Neuron-restrictive silencer factor/repressor element 1 (RE1)-silencing transcription factor (NRSF/REST) regulates many genes and signaling pathways involved in neuronal differentiation, synaptic homeostasis and maintenance of normal glial cell functions. REST activity is progressively downregulated in neurons during development, while it is normally expressed in glial cells. Astrocytes are the most abundant glial cells and play an important role in maintaining the functional integrity of neuronal networks by forming tripartite synapses. In this study, we have explored the in vitro role of REST in astrocyte functions using REST conditional knockout mice (REST-KO).

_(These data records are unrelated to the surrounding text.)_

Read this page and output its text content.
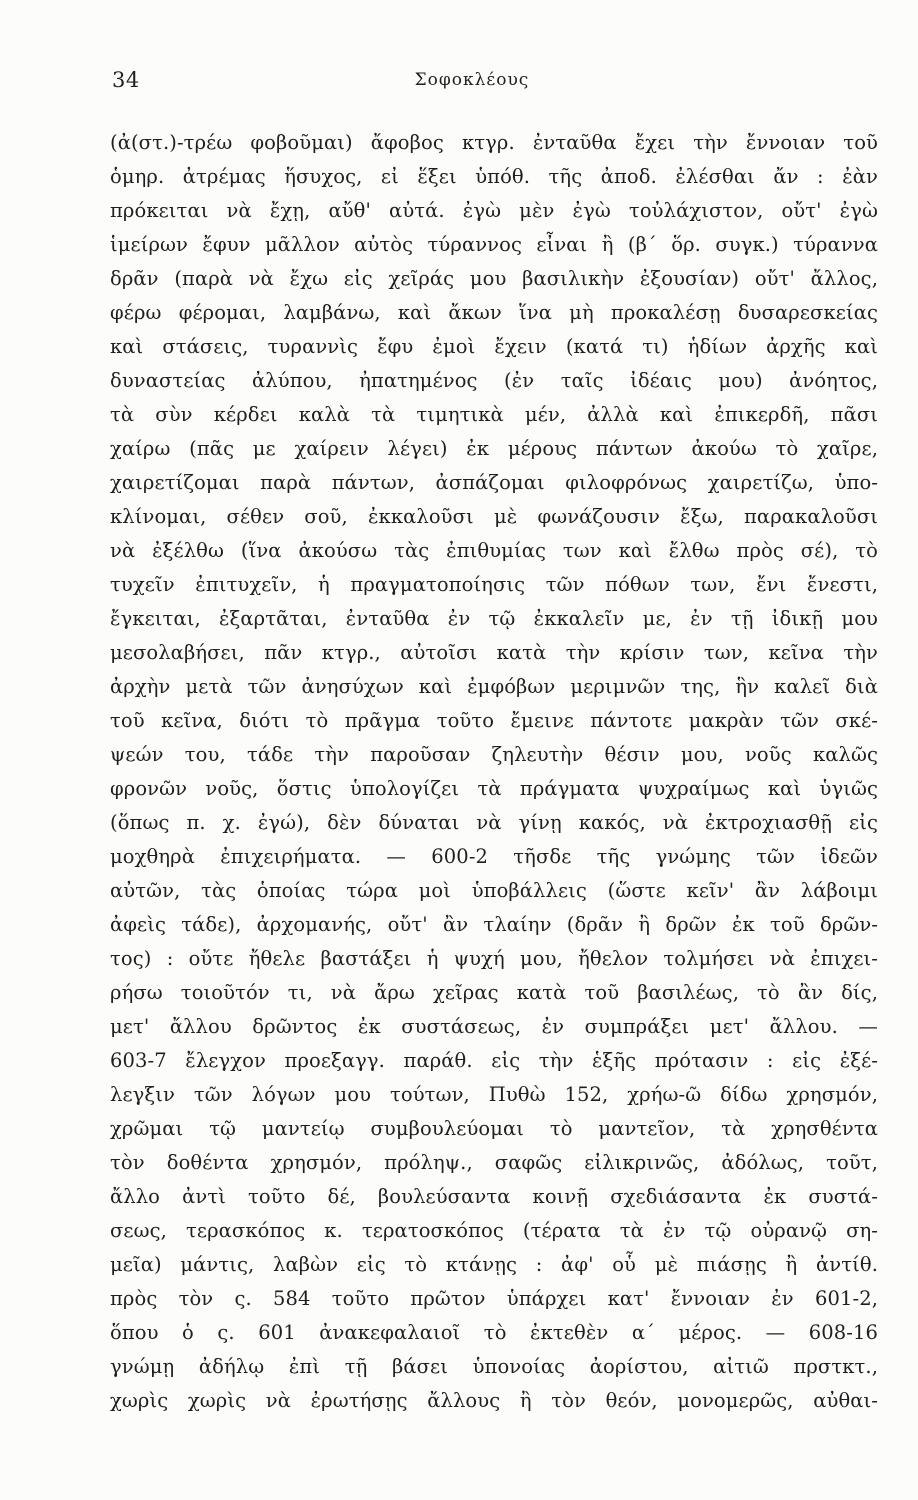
34	Σοφοκλέους
(ἀ(στ.)-τρέω φοβοῦμαι) ἄφοβος κτγρ. ἐνταῦθα ἔχει τὴν ἔννοιαν τοῦ
ὁμηρ. ἀτρέμας ἥσυχος, εἰ ἕξει ὑπόθ. τῆς ἀποδ. ἐλέσθαι ἄν : ἐὰν
πρόκειται νὰ ἔχῃ, αὔθ' αὐτά. ἐγὼ μὲν ἐγὼ τοὐλάχιστον, οὔτ' ἐγὼ
ἱμείρων ἔφυν μᾶλλον αὐτὸς τύραννος εἶναι ἢ (β΄ ὅρ. συγκ.) τύραννα
δρᾶν (παρὰ νὰ ἔχω εἰς χεῖράς μου βασιλικὴν ἐξουσίαν) οὔτ' ἄλλος,
φέρω φέρομαι, λαμβάνω, καὶ ἄκων ἵνα μὴ προκαλέσῃ δυσαρεσκείας
καὶ στάσεις, τυραννὶς ἔφυ ἐμοὶ ἔχειν (κατά τι) ἡδίων ἀρχῆς καὶ
δυναστείας ἀλύπου, ἠπατημένος (ἐν ταῖς ἰδέαις μου) ἀνόητος,
τὰ σὺν κέρδει καλὰ τὰ τιμητικὰ μέν, ἀλλὰ καὶ ἐπικερδῆ, πᾶσι
χαίρω (πᾶς με χαίρειν λέγει) ἐκ μέρους πάντων ἀκούω τὸ χαῖρε,
χαιρετίζομαι παρὰ πάντων, ἀσπάζομαι φιλοφρόνως χαιρετίζω, ὑπο-
κλίνομαι, σέθεν σοῦ, ἐκκαλοῦσι μὲ φωνάζουσιν ἔξω, παρακαλοῦσι
νὰ ἐξέλθω (ἵνα ἀκούσω τὰς ἐπιθυμίας των καὶ ἔλθω πρὸς σέ), τὸ
τυχεῖν ἐπιτυχεῖν, ἡ πραγματοποίησις τῶν πόθων των, ἔνι ἔνεστι,
ἔγκειται, ἐξαρτᾶται, ἐνταῦθα ἐν τῷ ἐκκαλεῖν με, ἐν τῇ ἰδικῇ μου
μεσολαβήσει, πᾶν κτγρ., αὐτοῖσι κατὰ τὴν κρίσιν των, κεῖνα τὴν
ἀρχὴν μετὰ τῶν ἀνησύχων καὶ ἐμφόβων μεριμνῶν της, ἣν καλεῖ διὰ
τοῦ κεῖνα, διότι τὸ πρᾶγμα τοῦτο ἔμεινε πάντοτε μακρὰν τῶν σκέ-
ψεών του, τάδε τὴν παροῦσαν ζηλευτὴν θέσιν μου, νοῦς καλῶς
φρονῶν νοῦς, ὅστις ὑπολογίζει τὰ πράγματα ψυχραίμως καὶ ὑγιῶς
(ὅπως π. χ. ἐγώ), δὲν δύναται νὰ γίνῃ κακός, νὰ ἐκτροχιασθῇ εἰς
μοχθηρὰ ἐπιχειρήματα. — 600-2 τῆσδε τῆς γνώμης τῶν ἰδεῶν
αὐτῶν, τὰς ὁποίας τώρα μοὶ ὑποβάλλεις (ὥστε κεῖν' ἂν λάβοιμι
ἀφεὶς τάδε), ἀρχομανής, οὔτ' ἂν τλαίην (δρᾶν ἢ δρῶν ἐκ τοῦ δρῶν-
τος) : οὔτε ἤθελε βαστάξει ἡ ψυχή μου, ἤθελον τολμήσει νὰ ἐπιχει-
ρήσω τοιοῦτόν τι, νὰ ἄρω χεῖρας κατὰ τοῦ βασιλέως, τὸ ἂν δίς,
μετ' ἄλλου δρῶντος ἐκ συστάσεως, ἐν συμπράξει μετ' ἄλλου. —
603-7 ἔλεγχον προεξαγγ. παράθ. εἰς τὴν ἑξῆς πρότασιν : εἰς ἐξέ-
λεγξιν τῶν λόγων μου τούτων, Πυθὼ 152, χρήω-ῶ δίδω χρησμόν,
χρῶμαι τῷ μαντείῳ συμβουλεύομαι τὸ μαντεῖον, τὰ χρησθέντα
τὸν δοθέντα χρησμόν, πρόληψ., σαφῶς εἰλικρινῶς, ἀδόλως, τοῦτ,
ἄλλο ἀντὶ τοῦτο δέ, βουλεύσαντα κοινῇ σχεδιάσαντα ἐκ συστά-
σεως, τερασκόπος κ. τερατοσκόπος (τέρατα τὰ ἐν τῷ οὐρανῷ ση-
μεῖα) μάντις, λαβὼν εἰς τὸ κτάνῃς : ἀφ' οὗ μὲ πιάσῃς ἢ ἀντίθ.
πρὸς τὸν ς. 584 τοῦτο πρῶτον ὑπάρχει κατ' ἔννοιαν ἐν 601-2,
ὅπου ὁ ς. 601 ἀνακεφαλαιοῖ τὸ ἐκτεθὲν α΄ μέρος. — 608-16
γνώμῃ ἀδήλῳ ἐπὶ τῇ βάσει ὑπονοίας ἀορίστου, αἰτιῶ πρστκτ.,
χωρὶς χωρὶς νὰ ἐρωτήσῃς ἄλλους ἢ τὸν θεόν, μονομερῶς, αὐθαι-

We studied the electrophysiological properties of primary cultures of REST-KO cortical astrocytes by the patch-clamp method. We provided biophysical and pharmacological evidence of a reduced plasma membrane density of the inward rectifying K+ channel subtypes 4.1 (Kir4.1). Loss of Kir4.1 causes reduction of the expression and activity of glutamate transporter-1 (GLT-1), accompanied by a decrease in the astroglial glutamate uptake. Because a reduced activity of astrocyte Kir4.1 has been observed in a number of neurological diseases including temporal lobe epilepsy, we have studied the firing properties of neurons co-cultured with REST-KO astrocytes. Loss of Kir4.1 impairs the astrocyte ability to buffer extracellular K+ concentration that, increased by neuronal activity, indirectly enhances the action potential firing of neurons co-cultured with REST-KO astrocytes. This study adds a new piece to the discovery of REST-regulated mechanisms in astrocytes and contributes to our understanding of the involvement of Kir4.1 and GLT-1 in a variety of neurological disorders.